Faute de moyens financiers et d’activités de sensibilisation à grande échelle, le fléau perdure.
Notons également que le Faso est un pays majoritairement islamiste au sein duquel la polygamie est un droit qui complexifie le processus de dépistage.
De plus, un phénomène d’Amour commercial et de relations plurielles à vue le jour bouleversant ainsi les rapports femmes/hommes. Dans bien des cas, les relations hétérosexuelles ont désormais pour unique fonction de répondre à des aspirations pécuniaires. Les femmes sont donc à la recherche d’un richissime qui sera à même de les entretenir ou bien du gentil NASSARA qui les sortira de leur misère noire.
En région, au sein de cet univers de rareté, les jeunes gens ont tendance à orienter leurs discussions sur la question de l’argent ainsi que sur les courbes féminines en prenant soin de se référer aux courbes des bouteilles de Coca-Cola. C’est comme si, dans ce contexte, la monotonie avait besoin d’artifices, de «dramasopa» à la Bollywoode dans lesquels … «Ton frère qui n’est pas ton vrai frère, parce que ta mère ne t’a jamais dit le SECRET … que tu apprendra la semaine prochaine… Courtise ta sœur afin de pouvoir la sortir du complot familiale étant de tuer celle-ci afin de pouvoir hériter de son entreprise». Sous ces aspects, aux couleurs de l’Inde américanisée, leur vie journalière se verrait revêtu d’un voile aux nuances éclatantes de l’étranger, d’un lointain au sein duquel, il est possible de devenir quelqu’un.
Selon le COURRIE INTERNATIONAL – n° 1006, il semblerait que la jeunesse cambodgienne soit également victime de cette société de consommation. Ainsi, désireuses de vivre dans le luxe, les jeunes étudiantes se prostituent pour pouvoir acheter tout ce que l’univers de la pub leur fait miroiter.
De ce fait, il semblerait que le désir d’appartenir à une certaine classe sociale, celle du paraître, de l’avoir et de l’image est plus obsédant que le désir de se voir aimer pour ce que nous sommes.
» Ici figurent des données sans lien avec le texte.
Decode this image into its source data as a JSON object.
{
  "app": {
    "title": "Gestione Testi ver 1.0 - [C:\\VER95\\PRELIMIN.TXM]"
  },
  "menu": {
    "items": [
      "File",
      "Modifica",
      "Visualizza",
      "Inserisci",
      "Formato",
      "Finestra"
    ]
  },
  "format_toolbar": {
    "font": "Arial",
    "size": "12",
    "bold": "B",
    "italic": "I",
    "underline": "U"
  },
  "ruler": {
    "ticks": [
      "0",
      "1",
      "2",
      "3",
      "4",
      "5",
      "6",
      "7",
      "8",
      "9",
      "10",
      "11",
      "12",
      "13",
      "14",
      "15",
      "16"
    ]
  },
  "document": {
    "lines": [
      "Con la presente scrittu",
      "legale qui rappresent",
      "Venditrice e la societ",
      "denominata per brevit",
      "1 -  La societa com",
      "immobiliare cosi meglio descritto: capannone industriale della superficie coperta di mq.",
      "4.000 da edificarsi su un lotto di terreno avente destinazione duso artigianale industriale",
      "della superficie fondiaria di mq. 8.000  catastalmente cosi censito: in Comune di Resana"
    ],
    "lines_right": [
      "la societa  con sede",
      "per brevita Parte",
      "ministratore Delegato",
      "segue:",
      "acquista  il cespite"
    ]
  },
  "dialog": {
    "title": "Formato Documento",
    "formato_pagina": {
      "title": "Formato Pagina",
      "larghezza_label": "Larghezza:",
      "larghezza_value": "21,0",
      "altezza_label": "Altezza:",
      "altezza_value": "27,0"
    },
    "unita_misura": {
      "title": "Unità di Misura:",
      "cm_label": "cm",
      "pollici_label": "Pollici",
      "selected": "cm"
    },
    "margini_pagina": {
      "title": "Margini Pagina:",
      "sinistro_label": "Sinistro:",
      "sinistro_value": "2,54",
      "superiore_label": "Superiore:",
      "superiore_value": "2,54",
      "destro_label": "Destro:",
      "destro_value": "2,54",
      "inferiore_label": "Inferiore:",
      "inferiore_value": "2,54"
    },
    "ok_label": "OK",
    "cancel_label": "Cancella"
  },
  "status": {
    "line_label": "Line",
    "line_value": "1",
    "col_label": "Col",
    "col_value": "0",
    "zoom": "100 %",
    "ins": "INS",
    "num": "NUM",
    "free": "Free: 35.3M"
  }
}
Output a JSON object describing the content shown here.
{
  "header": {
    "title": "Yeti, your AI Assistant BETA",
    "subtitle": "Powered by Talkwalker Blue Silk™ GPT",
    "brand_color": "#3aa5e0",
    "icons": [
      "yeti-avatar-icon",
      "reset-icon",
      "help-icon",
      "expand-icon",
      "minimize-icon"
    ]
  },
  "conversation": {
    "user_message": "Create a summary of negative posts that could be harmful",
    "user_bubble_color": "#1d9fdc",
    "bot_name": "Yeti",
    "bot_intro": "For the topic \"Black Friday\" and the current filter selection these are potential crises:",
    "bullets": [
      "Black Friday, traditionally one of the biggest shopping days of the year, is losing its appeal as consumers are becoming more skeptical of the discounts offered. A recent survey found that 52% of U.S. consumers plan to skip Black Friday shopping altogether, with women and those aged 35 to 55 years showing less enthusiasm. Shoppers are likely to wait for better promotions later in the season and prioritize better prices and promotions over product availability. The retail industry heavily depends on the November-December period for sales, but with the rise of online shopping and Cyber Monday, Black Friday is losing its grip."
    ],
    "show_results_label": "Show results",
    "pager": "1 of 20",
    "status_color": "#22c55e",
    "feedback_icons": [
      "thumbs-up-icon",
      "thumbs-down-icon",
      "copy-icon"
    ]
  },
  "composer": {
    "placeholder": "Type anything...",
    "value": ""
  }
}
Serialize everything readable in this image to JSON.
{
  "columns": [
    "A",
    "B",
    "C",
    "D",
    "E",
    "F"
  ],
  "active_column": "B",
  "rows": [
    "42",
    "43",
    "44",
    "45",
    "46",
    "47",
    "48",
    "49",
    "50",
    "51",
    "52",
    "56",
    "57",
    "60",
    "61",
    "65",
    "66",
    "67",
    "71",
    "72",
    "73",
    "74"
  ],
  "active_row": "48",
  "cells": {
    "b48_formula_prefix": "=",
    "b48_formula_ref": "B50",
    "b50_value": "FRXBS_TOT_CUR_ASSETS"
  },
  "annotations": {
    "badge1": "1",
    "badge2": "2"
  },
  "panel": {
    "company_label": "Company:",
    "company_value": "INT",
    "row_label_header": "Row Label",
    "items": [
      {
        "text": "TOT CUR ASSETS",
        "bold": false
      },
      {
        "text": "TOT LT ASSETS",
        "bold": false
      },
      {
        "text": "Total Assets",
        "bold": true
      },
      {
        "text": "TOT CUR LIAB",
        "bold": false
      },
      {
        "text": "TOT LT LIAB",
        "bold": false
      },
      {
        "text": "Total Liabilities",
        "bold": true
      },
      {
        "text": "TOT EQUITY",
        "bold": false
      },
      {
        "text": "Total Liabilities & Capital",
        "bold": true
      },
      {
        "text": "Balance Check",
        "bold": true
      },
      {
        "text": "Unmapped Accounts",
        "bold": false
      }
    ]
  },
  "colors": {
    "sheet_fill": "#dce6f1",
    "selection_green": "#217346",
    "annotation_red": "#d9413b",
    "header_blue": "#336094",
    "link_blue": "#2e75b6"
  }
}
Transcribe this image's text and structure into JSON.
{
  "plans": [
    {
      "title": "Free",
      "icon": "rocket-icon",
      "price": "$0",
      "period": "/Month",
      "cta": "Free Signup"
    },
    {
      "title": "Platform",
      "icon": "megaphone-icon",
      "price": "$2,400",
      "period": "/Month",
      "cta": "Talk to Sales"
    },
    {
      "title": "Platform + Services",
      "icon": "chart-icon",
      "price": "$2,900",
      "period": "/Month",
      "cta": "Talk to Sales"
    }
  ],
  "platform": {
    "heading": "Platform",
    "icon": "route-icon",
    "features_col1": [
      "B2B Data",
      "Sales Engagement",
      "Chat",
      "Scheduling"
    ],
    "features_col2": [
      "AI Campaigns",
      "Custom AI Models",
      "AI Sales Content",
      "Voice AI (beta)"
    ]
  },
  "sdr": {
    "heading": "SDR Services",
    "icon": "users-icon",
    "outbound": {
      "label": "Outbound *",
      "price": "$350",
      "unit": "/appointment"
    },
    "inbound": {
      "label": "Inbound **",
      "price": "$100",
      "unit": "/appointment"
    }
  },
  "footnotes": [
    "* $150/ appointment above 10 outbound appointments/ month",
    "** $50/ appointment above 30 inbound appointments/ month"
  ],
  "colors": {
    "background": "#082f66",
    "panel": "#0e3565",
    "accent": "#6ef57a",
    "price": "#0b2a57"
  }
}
Au Burkina Faso, cependant, cette dynamique d’amour commerciale n’est pas considérée comme de la prostitution. Pourtant, le mépris des hommes envers ces femmes infidèles est parfaitement palpable et tangible.
Lorsqu’il nous arrive de faire une longue distance en care, au moins 6 fois par mois, nous avons l’occasion d’assister à un débat au sujet des relations hommes/femmes, du mariage ou de l’infidélité. Les hommes prétendent que les femmes indépendantes financières sont plus sujettes à l’infidélité, que celles-ci en veulent toujours plus. Tandis que les hommes financières confortables apprécient la fermeté du corps des lycéennes et la rondeur d’une démarche bien calculée.
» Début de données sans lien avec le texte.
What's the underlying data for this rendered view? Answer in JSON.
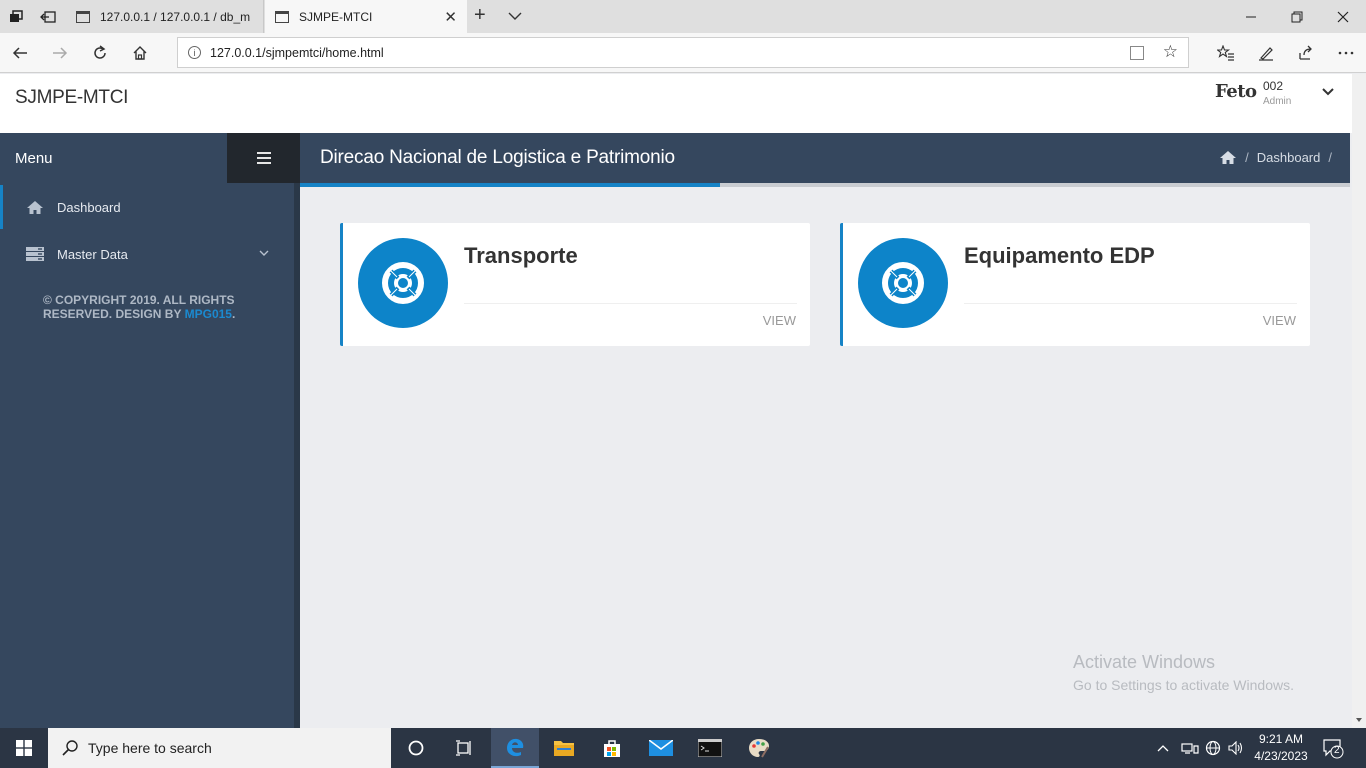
{
  "browser": {
    "tabs": [
      {
        "label": "127.0.0.1 / 127.0.0.1 / db_m",
        "active": false
      },
      {
        "label": "SJMPE-MTCI",
        "active": true
      }
    ],
    "address": "127.0.0.1/sjmpemtci/home.html",
    "new_tab_symbol": "+"
  },
  "header": {
    "brand": "SJMPE-MTCI",
    "user_name": "Feto",
    "user_id": "002",
    "user_role": "Admin"
  },
  "sidebar": {
    "menu_title": "Menu",
    "items": [
      {
        "label": "Dashboard",
        "icon": "home-icon",
        "active": true
      },
      {
        "label": "Master Data",
        "icon": "server-icon",
        "expandable": true
      }
    ],
    "copyright_text": "© COPYRIGHT 2019. ALL RIGHTS RESERVED. DESIGN BY ",
    "copyright_link": "MPG015",
    "copyright_end": "."
  },
  "content": {
    "title": "Direcao Nacional de Logistica e Patrimonio",
    "breadcrumb": {
      "home_icon": "home-icon",
      "current": "Dashboard",
      "separator": "/"
    },
    "progress": 0.4,
    "cards": [
      {
        "title": "Transporte",
        "action": "VIEW",
        "icon": "life-ring-icon"
      },
      {
        "title": "Equipamento EDP",
        "action": "VIEW",
        "icon": "life-ring-icon"
      }
    ]
  },
  "watermark": {
    "line1": "Activate Windows",
    "line2": "Go to Settings to activate Windows."
  },
  "taskbar": {
    "search_placeholder": "Type here to search",
    "time": "9:21 AM",
    "date": "4/23/2023",
    "notifications": "2"
  },
  "colors": {
    "accent": "#1683c6",
    "sidebar": "#35475e",
    "hamburger_bg": "#22272d",
    "card_icon": "#0d84c9",
    "page_bg": "#ecedf0"
  }
}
Ici, les femmes prennent le temps de se mettent belles car les hommes sont copieusement enclin à leur exprimer leurs appréciations même de manière très directe.
Le FASO vit au rythme de ses pulsions. Le mouvement vient avec la danse et les précautions viennent avec la sensibilisation.
L’homme se sentira toujours invisible et inatteignable comme si le MOI pouvait échapper à ce que les autres n’échappent pas. Surtout, lorsque des structures à caractère social ont pour vocation de prendre en charge le MOI qui n’aurait pas échappé à «l’inéchappable». LE MAL, la maladie qui contamine. La maladie qui peut se multiplier… et c’est justement pourquoi les hommes meurent plus rapidement du SIDA que les femmes, parce qu’ils multiplient le virus avec leur multitude de femmes. Ils renforcissent celui-ci en affectant ainsi leur système immunitaire et le devenir des femmes qui les subissent.
La prise en charge est-elle approprié dans un contexte ou la sensibilisation n’est pas effective ?
Je me suis dit pourquoi ne pas ouvrir ce débat à l’échelle internationale … J’aimerais bien vous lire à ce sujet, gens comme moi, venu d’ailleurs. … Merci !
FEMME soyez femme et fière de l’être.
L’aventure ambiguë
N’y a-t-il pas de hasard ? Après avoir écrit mon dernier BLOG, j’ai débuté la lecture, d’un roman que j’ai acheté à Ouaga, il s’intitule L’aventure ambiguë de Cheik Hamidou KANE romancier Sénégalais. L’histoire est en lien direct avec l’éducation des enfants par des maîtres spirituels musulmans.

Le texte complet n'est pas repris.